Much has happened over the past month... all of it "un-art related" ... but I'm back having just completed another piece.
This is based on the Mel Crawford illustration for the Touche Turtle Golden Book:
The large white area to the lower right, of course, is to allow for typeface. I changed a few things. The sharp foreground defining Touche and Dumm Dumm's area always looked like a quick cover up of a mistake. I used a french curve to draw a more sedate forground eye path.
Also, that sickly yellow shading of the cement walkway always looked like the local bums urinate at that bush by the bus and it flows downhill. Sick, yes. So no yellow highlighting.
I think the spaces remaining form a good composition leaving plenty of room for the text of the story.
All elements were painted on paper, then scanned and "composited" to a digital layout. The pidgeons were the very last thing I painted and I have to say, I really enjoyed painting them. Quick little paintings but they hold up.
Final shading and touch up was done in SketchBook Pro. That took about 5 minutes. Really, Crawford's painted object themselves form a pretty complete composition and there is very little need for finishing. In fact, it would be easy to overdo it and destroy the quaint quality of the picture.
Now here's an interesting thing about combining physical and digital art in general... and about Photoshop in particular. Please take a look at that "cloudy" sky. In fact, the blue sky peeking through the clouds is what was painted; I painted the positive space and let the negative space imply clouds... or maybe it's the other way around, maybe the positive space is clouds. I dunno. I can't keep stuff like that straight.
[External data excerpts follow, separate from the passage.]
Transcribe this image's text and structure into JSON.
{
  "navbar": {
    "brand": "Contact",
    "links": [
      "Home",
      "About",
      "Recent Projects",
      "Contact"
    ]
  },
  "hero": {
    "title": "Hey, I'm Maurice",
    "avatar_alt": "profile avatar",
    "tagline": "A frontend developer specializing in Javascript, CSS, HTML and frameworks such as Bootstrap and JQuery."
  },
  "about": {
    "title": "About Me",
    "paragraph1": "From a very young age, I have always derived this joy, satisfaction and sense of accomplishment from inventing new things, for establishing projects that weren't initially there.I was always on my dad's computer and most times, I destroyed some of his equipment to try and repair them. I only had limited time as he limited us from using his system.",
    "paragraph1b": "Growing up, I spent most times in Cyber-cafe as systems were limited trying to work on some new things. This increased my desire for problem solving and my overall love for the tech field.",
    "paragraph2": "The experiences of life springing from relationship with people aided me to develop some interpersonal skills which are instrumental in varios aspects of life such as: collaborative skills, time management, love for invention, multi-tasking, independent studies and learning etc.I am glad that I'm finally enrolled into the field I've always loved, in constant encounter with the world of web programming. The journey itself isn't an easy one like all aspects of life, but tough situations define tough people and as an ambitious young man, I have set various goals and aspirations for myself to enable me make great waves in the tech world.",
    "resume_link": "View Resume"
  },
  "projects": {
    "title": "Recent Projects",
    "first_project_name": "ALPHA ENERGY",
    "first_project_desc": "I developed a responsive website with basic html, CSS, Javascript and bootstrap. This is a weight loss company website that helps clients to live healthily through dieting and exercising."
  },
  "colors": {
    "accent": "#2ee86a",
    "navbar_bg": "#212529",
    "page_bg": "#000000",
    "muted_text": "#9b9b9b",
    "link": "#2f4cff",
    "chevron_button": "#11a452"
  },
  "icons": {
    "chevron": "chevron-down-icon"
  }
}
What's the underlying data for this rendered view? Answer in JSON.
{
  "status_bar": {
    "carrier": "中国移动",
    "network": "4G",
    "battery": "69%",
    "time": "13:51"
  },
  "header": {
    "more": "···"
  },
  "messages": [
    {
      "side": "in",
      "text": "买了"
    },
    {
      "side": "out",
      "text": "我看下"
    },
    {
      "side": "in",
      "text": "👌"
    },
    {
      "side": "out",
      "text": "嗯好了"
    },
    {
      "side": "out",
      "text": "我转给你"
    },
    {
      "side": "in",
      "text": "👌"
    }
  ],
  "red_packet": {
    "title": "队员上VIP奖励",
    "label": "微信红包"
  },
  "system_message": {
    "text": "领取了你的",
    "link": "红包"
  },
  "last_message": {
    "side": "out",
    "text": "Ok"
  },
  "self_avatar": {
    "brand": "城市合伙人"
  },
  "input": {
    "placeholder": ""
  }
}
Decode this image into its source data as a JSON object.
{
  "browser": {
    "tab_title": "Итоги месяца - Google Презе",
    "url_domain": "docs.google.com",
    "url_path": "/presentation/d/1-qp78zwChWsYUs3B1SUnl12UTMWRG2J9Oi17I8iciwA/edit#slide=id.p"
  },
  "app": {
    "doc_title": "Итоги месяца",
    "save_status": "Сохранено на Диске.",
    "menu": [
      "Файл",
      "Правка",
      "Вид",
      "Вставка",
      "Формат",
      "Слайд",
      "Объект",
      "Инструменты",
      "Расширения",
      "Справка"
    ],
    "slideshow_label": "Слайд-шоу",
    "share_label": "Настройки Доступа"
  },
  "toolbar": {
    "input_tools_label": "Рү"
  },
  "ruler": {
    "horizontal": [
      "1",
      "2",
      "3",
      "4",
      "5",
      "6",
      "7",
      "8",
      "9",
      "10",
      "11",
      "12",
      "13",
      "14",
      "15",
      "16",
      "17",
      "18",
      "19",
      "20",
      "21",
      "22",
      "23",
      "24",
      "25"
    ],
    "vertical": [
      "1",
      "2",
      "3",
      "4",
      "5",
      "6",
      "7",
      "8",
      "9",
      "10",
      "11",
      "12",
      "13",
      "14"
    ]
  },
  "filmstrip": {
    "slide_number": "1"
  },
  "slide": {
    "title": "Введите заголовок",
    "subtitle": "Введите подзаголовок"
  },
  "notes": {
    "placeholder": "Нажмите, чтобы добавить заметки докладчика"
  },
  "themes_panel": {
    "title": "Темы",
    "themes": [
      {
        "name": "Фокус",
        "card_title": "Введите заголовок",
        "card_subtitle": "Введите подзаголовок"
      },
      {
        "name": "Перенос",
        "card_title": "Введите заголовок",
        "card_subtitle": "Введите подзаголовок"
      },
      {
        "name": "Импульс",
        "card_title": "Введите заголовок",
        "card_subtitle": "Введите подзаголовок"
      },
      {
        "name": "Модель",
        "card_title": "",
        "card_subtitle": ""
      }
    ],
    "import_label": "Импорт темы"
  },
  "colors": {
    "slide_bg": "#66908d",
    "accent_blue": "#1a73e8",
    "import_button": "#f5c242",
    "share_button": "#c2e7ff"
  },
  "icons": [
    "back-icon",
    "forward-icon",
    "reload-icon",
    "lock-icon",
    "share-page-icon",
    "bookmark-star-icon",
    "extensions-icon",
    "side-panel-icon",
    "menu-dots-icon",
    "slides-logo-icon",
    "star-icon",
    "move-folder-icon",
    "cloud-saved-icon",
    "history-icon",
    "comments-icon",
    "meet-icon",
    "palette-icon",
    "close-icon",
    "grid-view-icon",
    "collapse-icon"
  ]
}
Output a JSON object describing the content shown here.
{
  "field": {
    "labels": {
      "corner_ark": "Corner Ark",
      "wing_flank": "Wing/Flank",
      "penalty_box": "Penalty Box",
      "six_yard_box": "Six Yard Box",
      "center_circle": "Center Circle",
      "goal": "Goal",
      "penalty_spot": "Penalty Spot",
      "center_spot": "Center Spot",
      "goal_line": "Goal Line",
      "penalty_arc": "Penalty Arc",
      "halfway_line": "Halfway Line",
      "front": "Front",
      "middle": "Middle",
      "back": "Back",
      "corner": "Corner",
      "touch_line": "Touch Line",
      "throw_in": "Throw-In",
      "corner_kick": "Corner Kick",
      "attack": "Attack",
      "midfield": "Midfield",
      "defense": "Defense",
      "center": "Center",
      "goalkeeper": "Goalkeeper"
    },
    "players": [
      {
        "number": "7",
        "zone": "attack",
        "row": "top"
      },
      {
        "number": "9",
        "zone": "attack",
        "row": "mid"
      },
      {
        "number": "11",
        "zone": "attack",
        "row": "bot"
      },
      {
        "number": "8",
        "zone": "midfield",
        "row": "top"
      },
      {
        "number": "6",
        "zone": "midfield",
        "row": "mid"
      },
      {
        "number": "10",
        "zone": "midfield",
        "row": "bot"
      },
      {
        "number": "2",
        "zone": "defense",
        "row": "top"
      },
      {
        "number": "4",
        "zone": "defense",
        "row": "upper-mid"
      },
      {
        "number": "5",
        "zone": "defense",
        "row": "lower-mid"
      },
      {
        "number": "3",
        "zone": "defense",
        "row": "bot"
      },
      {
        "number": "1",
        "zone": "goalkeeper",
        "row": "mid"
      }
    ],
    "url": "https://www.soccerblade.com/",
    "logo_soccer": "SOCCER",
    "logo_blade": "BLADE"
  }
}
But here's the point. Rather than commit to a particular shade of blue and then find I have to paint it all over again, I painted that pointillist sky BLACK! ... not blue, black! Photoshop then allows you to go back and colorize that black area, and that's how I arrived on that particular shade of blue. Slick, huh?
Here's another collision between the physical and digital realms. In some areas such as the leaves of the tree to the left and the foliage adjacent to the building on the right, I superimposed leaves over the sky. You feel you can see individual leaves. Now how do you do that when those leaves have been painted... sponged, actually... on a piece of paper? How do we make the paper "invisible" so we can see the sky through it?
We can do that by setting the blend mode of that leaf layer to multiply. The multiply blend mode essentially melds to darker colors and absorbs them while the lighter areas are rendered invisible. This way, the painted area is visible but the white paper on which it is painted disappears.
But be aware that the multiply mode can create problems, particularly if you set a leafy area over a very colorful background. For instance, if I set my leaves over a red building the white paper would disappear but the leaves themselves would adopt a red hue. The "multiplied" layer will absorb the darker colors underneath it.
So in those areas where you want to superimpose leafy or fluffy or wispy textures over a background it can get tricky. Proceed with caution. Choose your background colors wisely.